The Study: Briand and colleagues conducted a double-blind, randomized controlled trial to study the effectiveness of L. acidophilus in the prevention of traveler's diarrhea. Participants were 18 years or older and planned on traveling to areas where the risk of diarrheal illness was intermediate or high. Travel duration was limited to fewer than 21 days. The 348 participants who met the inclusion criteria were randomly assigned to use placebo or an L. acidophilus preparation twice a day. Participants began therapy the day before travel and continued until developing diarrhea (defined as three or more unformed stools in 24 hours) or until three days after returning from travel. Each L. acidophilus dose contained 1010 organisms mixed with fermented culture medium. To prevent potential systemic Lactobacillus infection, the organisms were heated to render them nonviable while maintaining their antimicrobial activity.

Participants logged the number and consistency of stools and any related symptoms if diarrhea occurred. Participants included persons on organized tours or business trips and those who would be backpacking or staying with local residents.

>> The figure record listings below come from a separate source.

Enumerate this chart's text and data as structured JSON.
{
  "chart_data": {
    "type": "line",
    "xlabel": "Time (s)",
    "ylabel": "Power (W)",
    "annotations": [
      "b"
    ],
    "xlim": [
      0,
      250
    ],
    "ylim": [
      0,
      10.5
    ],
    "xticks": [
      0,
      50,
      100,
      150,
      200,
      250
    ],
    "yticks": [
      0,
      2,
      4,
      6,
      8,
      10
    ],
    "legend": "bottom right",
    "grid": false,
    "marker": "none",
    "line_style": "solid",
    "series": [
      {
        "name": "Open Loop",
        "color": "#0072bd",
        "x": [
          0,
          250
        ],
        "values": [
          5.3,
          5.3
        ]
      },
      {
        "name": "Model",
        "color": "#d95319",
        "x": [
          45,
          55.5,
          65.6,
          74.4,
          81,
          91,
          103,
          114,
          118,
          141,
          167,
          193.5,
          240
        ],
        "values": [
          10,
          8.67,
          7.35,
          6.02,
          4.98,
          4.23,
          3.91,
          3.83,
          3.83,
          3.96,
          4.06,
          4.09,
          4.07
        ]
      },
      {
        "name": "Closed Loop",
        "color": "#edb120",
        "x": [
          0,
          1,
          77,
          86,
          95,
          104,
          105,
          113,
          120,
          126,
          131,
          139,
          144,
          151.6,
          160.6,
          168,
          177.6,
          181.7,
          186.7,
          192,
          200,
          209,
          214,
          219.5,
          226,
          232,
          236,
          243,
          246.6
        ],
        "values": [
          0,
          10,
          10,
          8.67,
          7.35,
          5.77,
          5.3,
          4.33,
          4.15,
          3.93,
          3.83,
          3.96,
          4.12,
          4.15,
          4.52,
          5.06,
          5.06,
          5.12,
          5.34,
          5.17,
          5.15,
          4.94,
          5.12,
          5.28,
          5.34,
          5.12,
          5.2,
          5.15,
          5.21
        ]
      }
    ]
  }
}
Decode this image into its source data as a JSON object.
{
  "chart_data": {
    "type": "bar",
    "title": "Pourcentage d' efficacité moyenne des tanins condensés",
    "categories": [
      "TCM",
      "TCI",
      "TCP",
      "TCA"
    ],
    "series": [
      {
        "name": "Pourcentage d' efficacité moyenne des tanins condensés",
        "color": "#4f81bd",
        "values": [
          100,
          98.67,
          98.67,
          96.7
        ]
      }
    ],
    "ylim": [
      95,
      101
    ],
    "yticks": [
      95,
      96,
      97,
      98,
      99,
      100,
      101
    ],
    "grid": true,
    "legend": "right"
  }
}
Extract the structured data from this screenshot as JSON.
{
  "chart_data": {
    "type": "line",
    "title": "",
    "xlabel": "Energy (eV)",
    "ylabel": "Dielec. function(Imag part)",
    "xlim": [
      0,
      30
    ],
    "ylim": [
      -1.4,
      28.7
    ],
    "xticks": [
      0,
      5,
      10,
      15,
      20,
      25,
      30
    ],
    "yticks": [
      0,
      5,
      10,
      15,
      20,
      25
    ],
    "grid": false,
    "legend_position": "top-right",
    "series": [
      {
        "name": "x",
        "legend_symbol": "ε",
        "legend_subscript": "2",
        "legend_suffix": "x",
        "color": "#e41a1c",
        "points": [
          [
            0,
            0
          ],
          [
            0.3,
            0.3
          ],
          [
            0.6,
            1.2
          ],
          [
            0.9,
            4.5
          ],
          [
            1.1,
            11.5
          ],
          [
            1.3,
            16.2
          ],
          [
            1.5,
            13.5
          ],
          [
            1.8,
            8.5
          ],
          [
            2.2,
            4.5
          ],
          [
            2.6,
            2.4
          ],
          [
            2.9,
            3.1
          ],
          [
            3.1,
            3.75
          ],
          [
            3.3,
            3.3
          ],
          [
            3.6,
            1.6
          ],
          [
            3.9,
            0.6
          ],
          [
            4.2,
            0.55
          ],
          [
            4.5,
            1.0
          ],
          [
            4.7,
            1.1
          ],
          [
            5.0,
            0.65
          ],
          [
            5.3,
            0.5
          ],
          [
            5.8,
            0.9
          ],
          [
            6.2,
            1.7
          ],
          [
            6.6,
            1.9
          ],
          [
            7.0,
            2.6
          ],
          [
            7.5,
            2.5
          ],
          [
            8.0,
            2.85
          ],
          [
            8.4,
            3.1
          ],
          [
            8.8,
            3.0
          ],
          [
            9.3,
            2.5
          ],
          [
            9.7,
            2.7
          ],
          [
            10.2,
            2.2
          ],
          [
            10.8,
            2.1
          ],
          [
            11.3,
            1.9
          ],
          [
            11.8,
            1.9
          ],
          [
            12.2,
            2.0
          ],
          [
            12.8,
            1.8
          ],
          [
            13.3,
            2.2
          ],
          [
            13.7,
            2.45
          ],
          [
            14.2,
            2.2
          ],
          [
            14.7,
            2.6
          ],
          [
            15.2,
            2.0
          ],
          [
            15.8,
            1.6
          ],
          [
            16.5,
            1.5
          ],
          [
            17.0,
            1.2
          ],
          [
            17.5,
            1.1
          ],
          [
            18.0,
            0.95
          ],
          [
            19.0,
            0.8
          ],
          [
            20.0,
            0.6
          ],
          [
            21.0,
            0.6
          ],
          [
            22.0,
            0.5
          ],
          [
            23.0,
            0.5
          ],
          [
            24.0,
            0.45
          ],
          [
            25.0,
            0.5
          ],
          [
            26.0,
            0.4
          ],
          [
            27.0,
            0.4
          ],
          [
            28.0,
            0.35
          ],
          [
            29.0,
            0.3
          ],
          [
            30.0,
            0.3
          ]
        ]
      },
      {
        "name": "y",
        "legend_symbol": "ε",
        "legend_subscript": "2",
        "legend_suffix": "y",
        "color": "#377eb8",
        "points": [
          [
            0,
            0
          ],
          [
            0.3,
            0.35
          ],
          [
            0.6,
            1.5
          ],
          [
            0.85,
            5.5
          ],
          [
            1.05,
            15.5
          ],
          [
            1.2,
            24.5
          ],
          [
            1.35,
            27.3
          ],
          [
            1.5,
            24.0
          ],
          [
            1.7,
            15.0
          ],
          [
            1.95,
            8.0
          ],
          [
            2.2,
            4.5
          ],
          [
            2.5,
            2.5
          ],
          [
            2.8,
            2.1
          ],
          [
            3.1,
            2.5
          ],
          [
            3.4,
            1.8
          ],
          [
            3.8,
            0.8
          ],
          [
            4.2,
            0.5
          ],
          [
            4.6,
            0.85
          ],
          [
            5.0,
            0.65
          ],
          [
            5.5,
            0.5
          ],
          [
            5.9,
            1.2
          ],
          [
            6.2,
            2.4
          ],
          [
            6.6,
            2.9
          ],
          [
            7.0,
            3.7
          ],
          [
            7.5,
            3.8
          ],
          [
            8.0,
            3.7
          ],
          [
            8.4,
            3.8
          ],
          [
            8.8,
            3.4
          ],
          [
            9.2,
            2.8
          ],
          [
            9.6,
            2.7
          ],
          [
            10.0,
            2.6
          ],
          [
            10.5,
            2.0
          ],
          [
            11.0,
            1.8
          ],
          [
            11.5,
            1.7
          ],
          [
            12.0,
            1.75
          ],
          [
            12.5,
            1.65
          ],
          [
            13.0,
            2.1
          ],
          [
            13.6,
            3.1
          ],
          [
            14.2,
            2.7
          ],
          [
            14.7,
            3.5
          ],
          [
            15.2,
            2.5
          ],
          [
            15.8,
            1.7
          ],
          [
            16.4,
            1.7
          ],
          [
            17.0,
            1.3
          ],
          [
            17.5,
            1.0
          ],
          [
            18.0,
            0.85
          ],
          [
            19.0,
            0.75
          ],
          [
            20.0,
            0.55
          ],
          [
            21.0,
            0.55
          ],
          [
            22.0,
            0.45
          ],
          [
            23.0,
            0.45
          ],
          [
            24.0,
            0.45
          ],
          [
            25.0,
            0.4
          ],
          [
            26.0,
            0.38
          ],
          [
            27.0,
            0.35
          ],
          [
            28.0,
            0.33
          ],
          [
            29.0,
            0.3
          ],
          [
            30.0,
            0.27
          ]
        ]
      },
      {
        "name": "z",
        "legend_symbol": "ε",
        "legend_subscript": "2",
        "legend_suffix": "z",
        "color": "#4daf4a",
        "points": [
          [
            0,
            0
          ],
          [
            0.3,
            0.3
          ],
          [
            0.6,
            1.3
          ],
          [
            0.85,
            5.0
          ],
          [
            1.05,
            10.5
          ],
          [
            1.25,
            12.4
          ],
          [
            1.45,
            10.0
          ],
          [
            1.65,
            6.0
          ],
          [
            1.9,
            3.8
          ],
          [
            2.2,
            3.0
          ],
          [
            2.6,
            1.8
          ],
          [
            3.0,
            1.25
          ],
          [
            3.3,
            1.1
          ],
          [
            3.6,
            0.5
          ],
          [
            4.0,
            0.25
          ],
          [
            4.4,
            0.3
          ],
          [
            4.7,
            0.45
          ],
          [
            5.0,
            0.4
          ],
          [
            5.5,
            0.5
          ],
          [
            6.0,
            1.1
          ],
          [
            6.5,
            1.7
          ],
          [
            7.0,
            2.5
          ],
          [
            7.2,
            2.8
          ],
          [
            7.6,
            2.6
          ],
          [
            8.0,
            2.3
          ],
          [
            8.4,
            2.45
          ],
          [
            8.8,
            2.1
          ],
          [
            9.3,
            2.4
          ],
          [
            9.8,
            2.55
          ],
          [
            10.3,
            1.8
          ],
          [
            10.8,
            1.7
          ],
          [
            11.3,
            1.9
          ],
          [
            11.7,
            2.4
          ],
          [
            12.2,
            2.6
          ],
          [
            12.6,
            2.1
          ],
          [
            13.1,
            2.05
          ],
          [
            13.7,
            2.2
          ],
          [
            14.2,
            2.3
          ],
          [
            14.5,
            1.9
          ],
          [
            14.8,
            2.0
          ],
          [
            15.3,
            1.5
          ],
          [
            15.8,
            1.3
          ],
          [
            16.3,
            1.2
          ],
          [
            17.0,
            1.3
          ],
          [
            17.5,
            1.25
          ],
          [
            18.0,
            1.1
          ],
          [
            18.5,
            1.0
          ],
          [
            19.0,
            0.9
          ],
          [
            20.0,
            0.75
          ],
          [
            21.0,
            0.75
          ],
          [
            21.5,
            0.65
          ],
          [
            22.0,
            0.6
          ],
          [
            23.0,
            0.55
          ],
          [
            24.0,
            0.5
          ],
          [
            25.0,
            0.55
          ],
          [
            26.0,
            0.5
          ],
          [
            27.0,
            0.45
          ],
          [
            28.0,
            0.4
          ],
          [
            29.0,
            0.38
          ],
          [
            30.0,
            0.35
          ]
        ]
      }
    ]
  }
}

Results: Among the 245 participants included in the intent-to-treat analysis (123 in the L. acidophilus group and 122 in the placebo group), diarrhea occurred in 28.5 percent of the L. acidophilus group compared with 23 percent of the placebo group. No relationship was found between risk of developing diarrhea and the geographic region visited, type of accommodation, mode of travel, or participant age or sex. After adjusting for travel duration, there was no statistically significant difference in development of diarrhea between the two groups.

Conclusion: The authors conclude that non-viable L. acidophilus is ineffective in the prevention of traveler's diarrhea; however, the potential benefit of other probiotic preparations has not been determined.


Briand V, et al. Absence of efficacy of nonviable Lactobacillus acidophilus for the prevention of traveler's diarrhea: a randomized, double-blind, controlled study. Clin Infect Dis. November 1, 2006;43:1170–5.